Insulation won't make hot water come faster
When you open the valve initially, the hot water pipe is full of cool water, because it cooled off.
Pipe insulation won't stop the cool-off, just slow it down a little, not enough to matter unless you are following someone else into the shower. After even 20 minutes of disuse, the water in the pipe will cool significantly and you'll have to start over. Start what over?
Out, darned pipe!
The pipe is now (at best) a very tall piston full of cool water, and the hot water entering from the heater must plunger the cold water out, via the faucet. The time this takes is determined by
VolumeOfPipe / FlowRate. For instance if the pipe holds a gallon of water and flow rate is 4 gallons-per-minute, it'll take 1/4 minute or 15 seconds.
How much volume does a pipe hold? That is
Length * 3.1416 * Radius * Radius. The important part is radius is squared, which makes it an extremely potent factor. Double pipe diameter, volume quadruples, and so does delay.
So what happens when a deluxe-minded homeowner decides to increase pipe diameter "to be fancy"? Exactly.
One is to downsize your hot water pipe volume as much as possible. Will 3/8" pipe give a workable flow? You have 2 redundant runs, but that might be better - each one has its own dedicated "plunger" of cool water to purge, but the lines would be able to be smaller, so less delay.

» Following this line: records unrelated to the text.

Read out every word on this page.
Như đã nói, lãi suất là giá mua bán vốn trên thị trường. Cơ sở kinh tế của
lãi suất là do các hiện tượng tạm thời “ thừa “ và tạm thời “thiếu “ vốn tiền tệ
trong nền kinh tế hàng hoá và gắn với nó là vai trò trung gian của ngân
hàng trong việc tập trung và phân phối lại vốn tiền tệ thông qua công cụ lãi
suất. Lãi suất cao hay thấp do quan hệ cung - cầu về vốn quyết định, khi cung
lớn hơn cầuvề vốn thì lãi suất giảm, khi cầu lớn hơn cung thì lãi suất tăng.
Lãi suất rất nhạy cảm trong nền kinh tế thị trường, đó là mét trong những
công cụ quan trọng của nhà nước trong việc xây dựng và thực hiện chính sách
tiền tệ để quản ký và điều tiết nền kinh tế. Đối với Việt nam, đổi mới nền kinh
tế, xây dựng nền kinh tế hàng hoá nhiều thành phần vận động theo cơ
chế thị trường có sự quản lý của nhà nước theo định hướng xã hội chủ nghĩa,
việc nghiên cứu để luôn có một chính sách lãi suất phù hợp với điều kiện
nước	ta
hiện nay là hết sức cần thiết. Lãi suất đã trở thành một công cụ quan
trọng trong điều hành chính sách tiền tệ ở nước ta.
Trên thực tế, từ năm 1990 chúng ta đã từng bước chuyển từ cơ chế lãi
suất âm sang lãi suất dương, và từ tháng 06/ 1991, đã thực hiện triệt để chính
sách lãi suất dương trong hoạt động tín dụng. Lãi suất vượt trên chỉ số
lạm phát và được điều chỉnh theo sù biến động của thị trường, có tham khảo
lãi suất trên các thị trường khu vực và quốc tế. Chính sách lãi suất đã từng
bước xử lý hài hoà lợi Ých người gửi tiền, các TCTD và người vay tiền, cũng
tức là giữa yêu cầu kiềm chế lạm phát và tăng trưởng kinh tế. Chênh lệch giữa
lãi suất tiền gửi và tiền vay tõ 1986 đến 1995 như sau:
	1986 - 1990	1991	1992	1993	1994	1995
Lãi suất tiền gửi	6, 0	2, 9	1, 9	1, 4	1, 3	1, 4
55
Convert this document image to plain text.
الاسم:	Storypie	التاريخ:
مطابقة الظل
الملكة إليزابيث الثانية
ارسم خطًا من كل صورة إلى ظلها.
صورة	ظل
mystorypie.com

Do you have a ton of extra electrical capacity in the house? The single best way to move hot water across a house is fat AA-8000 electrical cable supplying a tankless heater right next to the point-of-use. In a New England home, this takes careful design because you need a lot of temperature rise.
Do you have enough electrical or gas/venting capacity to add a second tanked heater at that end of the house?
Or given your usage, should the main heater really be there instead?